La loi « Warsmann » de simplification du droit du 12 mai 2009 et ses implications en matière de droit de la famille :
Le droit de la famille a subi de nombreuses modifications à l'issue de cette Loi, traduisant certaines des propositions de la commission GUINCHARD, qui auront sans doute des impacts importants.
Ses implications concernent tant l'organisation judiciaire avec des compétences accrues pour le Juge aux Affaires Familiales que le droit de la famille lui-même, qui subi quelques modifications, dont l'intérêt devra être examiné dans la pratique.
1) Une nouvelle organisation judiciaire
Certaines des formalités relatives à l'acquisition de la nationalité par mariage appartiennent désormais à la compétence du greffier en lieu et place du juge d'instance.
Les compétences du Juge aux Affaires Familiales sont accrues.
• Il se voit confier la tutelle des mineurs et connaîtra donc désormais de l'émancipation, de l'administration légale et de la tutelle des mineurs, et des pupilles de la nation.
• Il connaîtra désormais aussi des homologations de changement de régime matrimonial dans les cas où elle est prévue par la loi, des demandes relatives au fonctionnement du régime matrimonial, des indivisions entre partenaires pacsés et concubins de la séparation de biens judiciaire, sous réserve des compétences du président du tribunal de grande instance et du juge des tutelles des majeurs.
• Conservant sa compétence en matière de divorce et de séparation de corps, il devient juge de la liquidation des intérêts patrimoniaux des époux, de ceux des partenaires d'un PaCS et des concubins (sauf en cas de décès s'agissant alors du règlement d'une succession qui demeure de la compétence du tribunal de grande instance et de déclaration d'absence).
Le juge d'instance conserve la tutelle des majeurs et les mesures d'accompagnement.
• Il intervient pour les actions relatives au mandat de protection future et les demandes formées par un époux lorsque son conjoint est hors d'état de manifester sa volonté, aux fins d'être autorisé à passer seul un acte pour lequel le concours ou le consentement de ce dernier est nécessaire ou aux fins d'être habilité à le représenter.
2) Les modifications apportées au droit de la famille
Le vocabulaire juridique est modifié et simplifié, notamment en matière de droit successoral.
En ce qui concerne la vente des biens indivis :
• Un nouvel article 815-5-1 du code civil prévoit que, sauf en cas de démembrement des droits de propriété, de présomption d'absence ou d'incapacité de l'un des indivisaires, les indivisaires titulaires d'au moins deux tiers des droits indivis pourront provoquer la vente tant des biens meubles que des biens immeubles. Ils seront tenus d'exprimer leur intention devant un notaire qui devra dans le délai d'un mois la signifier aux autres indivisaires.
• En cas d'opposition comme de défaut d'opposition de la part de ces derniers dans un délai de trois mois de cette signification, le notaire le constatera par procès-verbal ce qui permettra que le tribunal de grande instance autorise « l'aliénation du bien indivis si celle-ci ne porte pas une atteinte excessive aux droits des autres indivisaires ».
• Cette solution est critiquable d'après les commentaires émis par le CNB, tant au regard des contradictions de cette disposition avec les règles qui gouvernent l'indivision et le partage, que de la constitutionnalité de la loi et enfin du rôle donné au notaire.

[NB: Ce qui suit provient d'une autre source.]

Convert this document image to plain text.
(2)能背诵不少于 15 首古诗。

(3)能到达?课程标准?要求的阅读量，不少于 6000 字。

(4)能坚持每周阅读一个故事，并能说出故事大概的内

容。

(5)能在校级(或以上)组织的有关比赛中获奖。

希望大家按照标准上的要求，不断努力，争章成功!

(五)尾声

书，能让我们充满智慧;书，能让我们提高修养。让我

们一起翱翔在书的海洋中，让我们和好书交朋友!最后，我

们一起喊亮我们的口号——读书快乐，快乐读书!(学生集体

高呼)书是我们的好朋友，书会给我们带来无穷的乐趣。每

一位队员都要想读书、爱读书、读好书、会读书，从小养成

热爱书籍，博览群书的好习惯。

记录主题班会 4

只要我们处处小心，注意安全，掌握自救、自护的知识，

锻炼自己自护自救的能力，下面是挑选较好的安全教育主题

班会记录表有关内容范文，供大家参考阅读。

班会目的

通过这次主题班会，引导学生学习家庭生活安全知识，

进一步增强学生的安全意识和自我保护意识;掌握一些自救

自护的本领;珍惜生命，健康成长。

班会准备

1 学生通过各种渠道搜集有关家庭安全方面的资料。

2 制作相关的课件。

S'agissant de la renonciation à succession :
• Le formalisme attaché à la renonciation à succession est modifié puisque le renonçant pourra désormais l'adresser ou la déposer, et non plus la faire en se présentant personnellement, au tribunal dans le ressort duquel la succession s'était ouverte, ce qui peut faire craindre des pressions sur l'ayant droit pour obtenir de lui cette renonciation.
Concernant le PACS :
• En ce qui concerne le PACS, la loi du 12 mai 2009 crée un article 515-7-1 du code civil destiné à permettre que les conditions de formation et les effets d'un partenariat enregistré ainsi que les causes et les effets de sa dissolution soient soumis aux dispositions matérielles de l'autorité qui a procédé à son enregistrement.
A propos de la liquidation des intérêts patrimoniaux des époux :
• La liquidation des intérêts patrimoniaux des époux est simplifiée et clarifiée. Il sera procédé comme en matière successorale.
• Le partage judiciaire ne sera donc que très subsidiaire et la saisine du tribunal ne sera possible qu'au moyen d'une assignation motivée assortie de propositions concrètes de partage.